The pre William and his Norman Conquerors (1066 AD) history of England is surprisingly murky, especially considering the riches of ancient earthworks and civilisations with advanced technical skills. Trying to look into the past of Norfolk and Suffolk is somehow even murkier – like its coastal rivers, estuaries and famous reed marshlands of the Broads. …
Gorleston is an ancient village. Parts of Gorleston-On-Sea are so antiquated they even had an impressively large Augustinian priory but now there is virtually no physical evidence of its existence left above the surface.
Another missing Medieval antiquity was the centuries old St Clement’s stone Cross, appropriately the tanner’s and fisherman’s Patron Saint. The Crucem Clementij monument was mentioned in a 1597 Latin manuscript, when Elizabeth I was Queen of England and the House of Tudor’s rule would soon be coming to an end.
There was a significant religious St Bennett’s Cross situated in old Gorleston. Its location or at least the remains of this antiquity, marked on older Ordnance Survey Maps beside St Andrew’s Church roundabout on the Church Lane and Church Road corner.
St Bennett’s stone Cross, also spelt St Benett’s, was drawn on OS maps into at least the 1950’s.
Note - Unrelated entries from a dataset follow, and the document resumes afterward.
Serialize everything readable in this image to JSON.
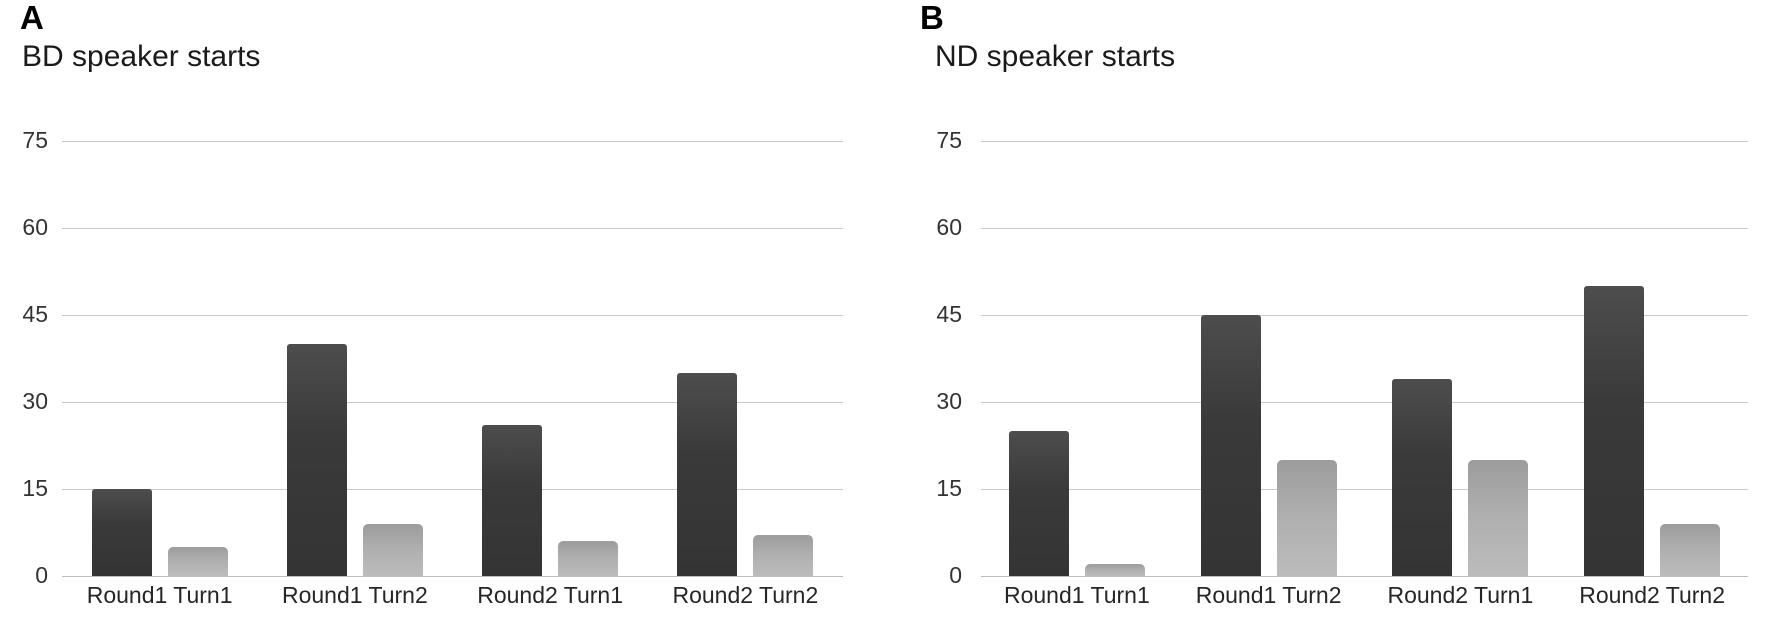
{
  "figure": {
    "background": "#ffffff",
    "panels": [
      {
        "letter": "A",
        "title": "BD speaker starts"
      },
      {
        "letter": "B",
        "title": "ND speaker starts"
      }
    ]
  },
  "chart_data": [
    {
      "type": "bar",
      "panel": "A",
      "title": "BD speaker starts",
      "categories": [
        "Round1 Turn1",
        "Round1 Turn2",
        "Round2 Turn1",
        "Round2 Turn2"
      ],
      "series": [
        {
          "name": "dark-gray-series",
          "color": "#3a3a3a",
          "values": [
            15,
            40,
            26,
            35
          ]
        },
        {
          "name": "light-gray-series",
          "color": "#b0b0b0",
          "values": [
            5,
            9,
            6,
            7
          ]
        }
      ],
      "ylim": [
        0,
        75
      ],
      "yticks": [
        0,
        15,
        30,
        45,
        60,
        75
      ],
      "grid": true,
      "legend": "none",
      "gridline_color": "#c9c9c9"
    },
    {
      "type": "bar",
      "panel": "B",
      "title": "ND speaker starts",
      "categories": [
        "Round1 Turn1",
        "Round1 Turn2",
        "Round2 Turn1",
        "Round2 Turn2"
      ],
      "series": [
        {
          "name": "dark-gray-series",
          "color": "#3a3a3a",
          "values": [
            25,
            45,
            34,
            50
          ]
        },
        {
          "name": "light-gray-series",
          "color": "#b0b0b0",
          "values": [
            2,
            20,
            20,
            9
          ]
        }
      ],
      "ylim": [
        0,
        75
      ],
      "yticks": [
        0,
        15,
        30,
        45,
        60,
        75
      ],
      "grid": true,
      "legend": "none",
      "gridline_color": "#c9c9c9"
    }
  ]
}
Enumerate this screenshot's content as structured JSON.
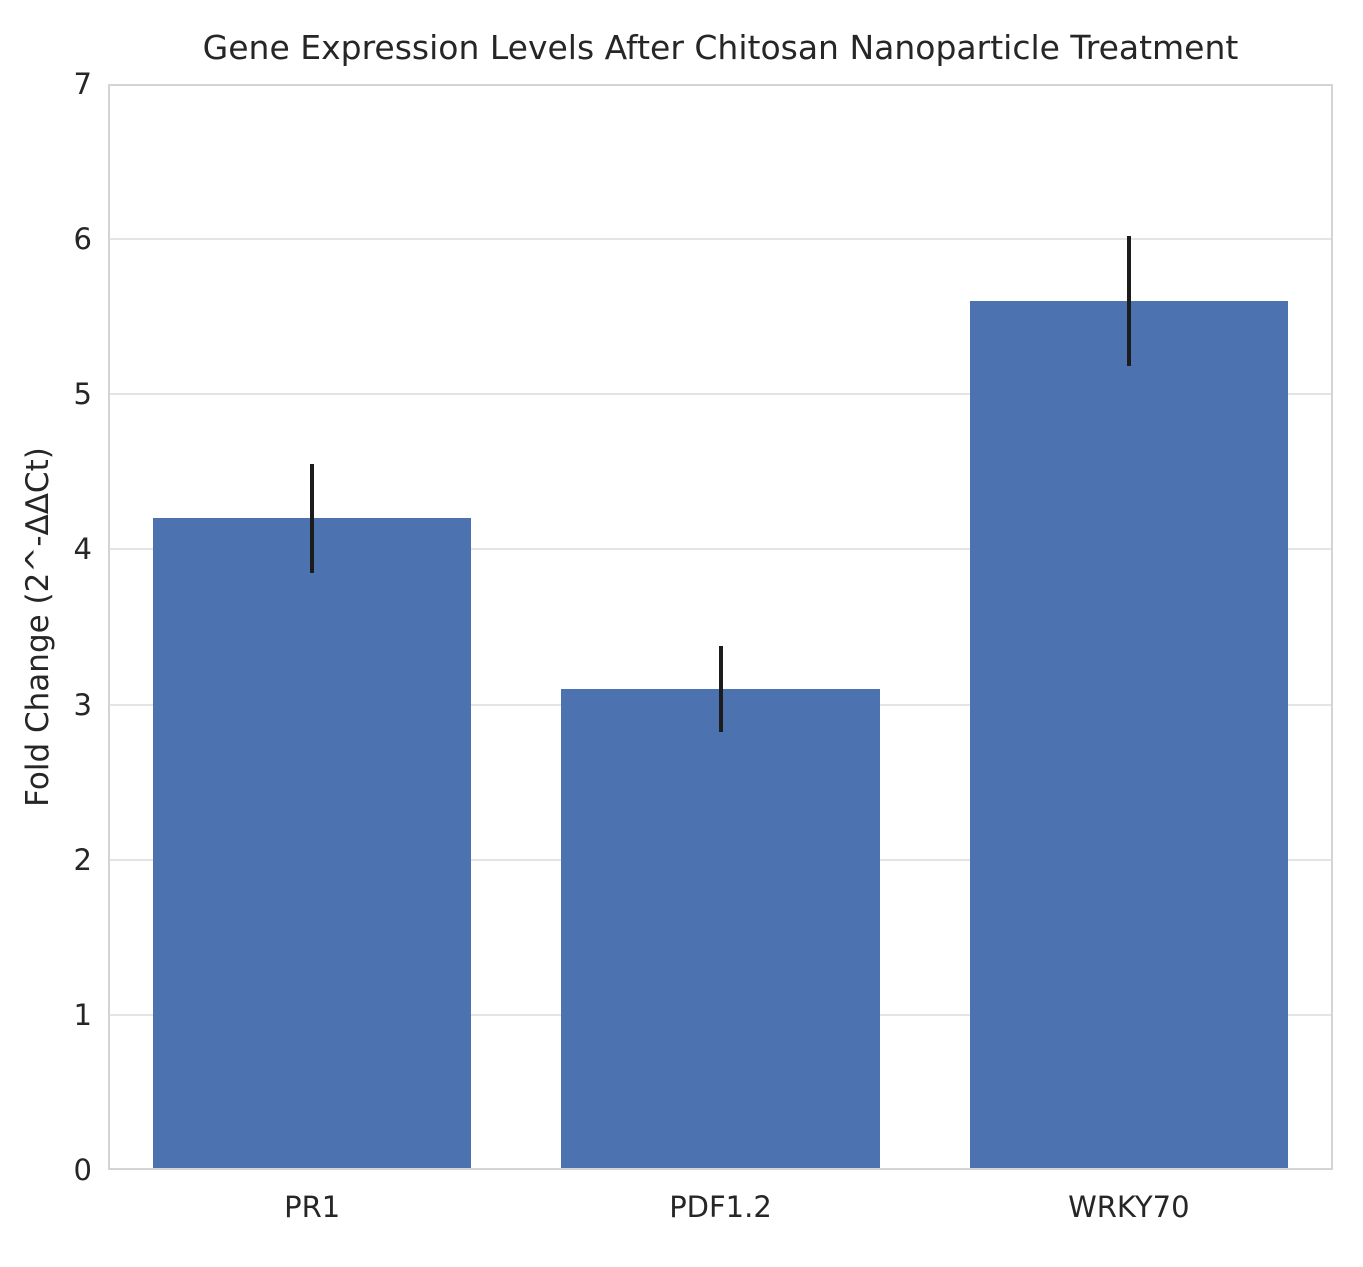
{
  "chart_data": {
    "type": "bar",
    "title": "Gene Expression Levels After Chitosan Nanoparticle Treatment",
    "ylabel": "Fold Change (2^-ΔΔCt)",
    "xlabel": "",
    "categories": [
      "PR1",
      "PDF1.2",
      "WRKY70"
    ],
    "values": [
      4.2,
      3.1,
      5.6
    ],
    "errors": [
      0.35,
      0.28,
      0.42
    ],
    "ylim": [
      0,
      7
    ],
    "yticks": [
      0,
      1,
      2,
      3,
      4,
      5,
      6,
      7
    ],
    "grid": true,
    "legend_position": "none",
    "colors": {
      "bar": "#4C72B0",
      "error_bar": "#1c1c1c",
      "grid_line": "#e4e4e4",
      "axes_edge": "#d4d4d4",
      "text": "#262626",
      "background": "#ffffff"
    }
  }
}
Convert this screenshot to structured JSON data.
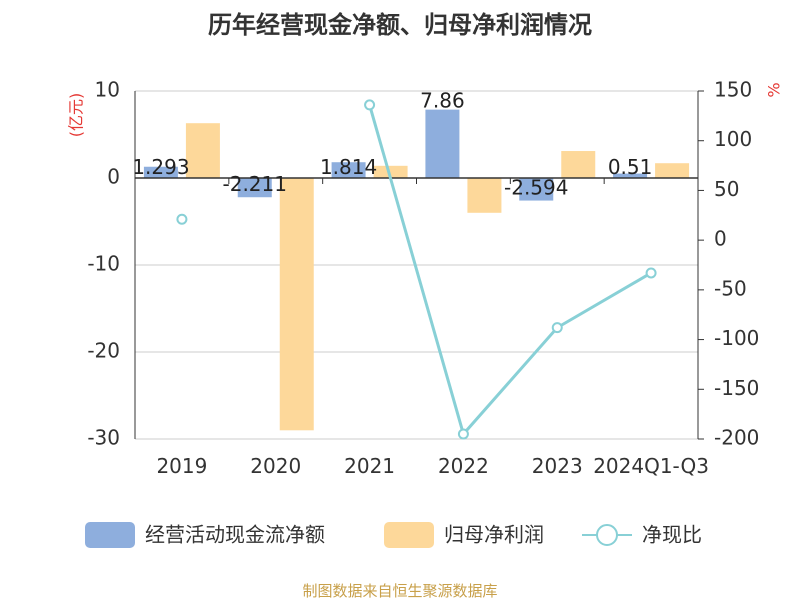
{
  "chart_data": {
    "type": "bar",
    "title": "历年经营现金净额、归母净利润情况",
    "categories": [
      "2019",
      "2020",
      "2021",
      "2022",
      "2023",
      "2024Q1-Q3"
    ],
    "left_unit": "(亿元)",
    "right_unit": "%",
    "left_ylim": [
      -30,
      10
    ],
    "right_ylim": [
      -200,
      150
    ],
    "left_ticks": [
      "10",
      "0",
      "-10",
      "-20",
      "-30"
    ],
    "right_ticks": [
      "150",
      "100",
      "50",
      "0",
      "-50",
      "-100",
      "-150",
      "-200"
    ],
    "series": [
      {
        "name": "经营活动现金流净额",
        "type": "bar",
        "axis": "left",
        "color": "#8eaedd",
        "values": [
          1.293,
          -2.211,
          1.814,
          7.86,
          -2.594,
          0.51
        ],
        "labels": [
          "1.293",
          "-2.211",
          "1.814",
          "7.86",
          "-2.594",
          "0.51"
        ]
      },
      {
        "name": "归母净利润",
        "type": "bar",
        "axis": "left",
        "color": "#fdd89a",
        "values": [
          6.3,
          -29.0,
          1.4,
          -4.0,
          3.1,
          1.7
        ]
      },
      {
        "name": "净现比",
        "type": "line",
        "axis": "right",
        "color": "#88d0d6",
        "values": [
          21,
          null,
          136,
          -195,
          -88,
          -33
        ]
      }
    ],
    "grid": true,
    "legend_position": "bottom"
  },
  "footer": {
    "source": "制图数据来自恒生聚源数据库"
  }
}
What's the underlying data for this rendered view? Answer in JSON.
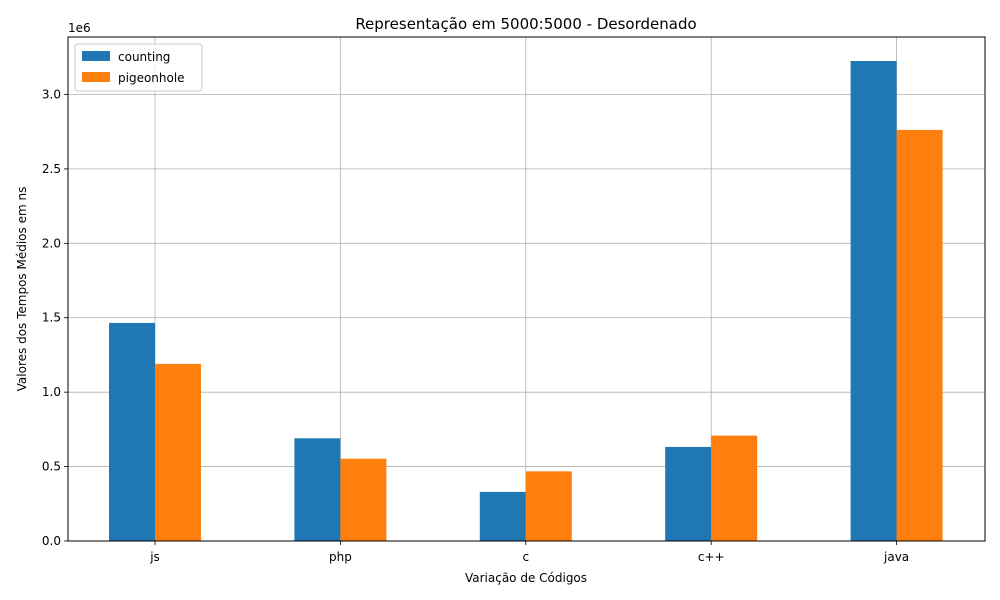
{
  "chart_data": {
    "type": "bar",
    "title": "Representação em 5000:5000 - Desordenado",
    "xlabel": "Variação de Códigos",
    "ylabel": "Valores dos Tempos Médios em ns",
    "offset_label": "1e6",
    "categories": [
      "js",
      "php",
      "c",
      "c++",
      "java"
    ],
    "series": [
      {
        "name": "counting",
        "color": "#1f77b4",
        "values": [
          1465000,
          690000,
          330000,
          632000,
          3225000
        ]
      },
      {
        "name": "pigeonhole",
        "color": "#ff7f0e",
        "values": [
          1190000,
          553000,
          468000,
          708000,
          2762000
        ]
      }
    ],
    "yticks": [
      0,
      500000,
      1000000,
      1500000,
      2000000,
      2500000,
      3000000
    ],
    "ytick_labels": [
      "0.0",
      "0.5",
      "1.0",
      "1.5",
      "2.0",
      "2.5",
      "3.0"
    ],
    "ylim": [
      0,
      3386250
    ],
    "grid": true,
    "legend_position": "top-left"
  }
}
There were other very old and large stone Crosses in Gorleston Parish.
Maps show St Bennett’s Cross and Stone Cross roundabout (old White Horse roundabout). But where was St Clement’s Cross, the appropriate Mariner’s Cross?
The presence of other stone crosses, maybe even 2 or 3 more, perhaps have existed. Or might just be local folklore getting a bit mixed up and creating that strange phenomena of doubling up events or doppelgänger tales we puzzlingly find so often in ancient accounts of historical episodes. Yet Gorleston’s repeated myths are only a few centuries old.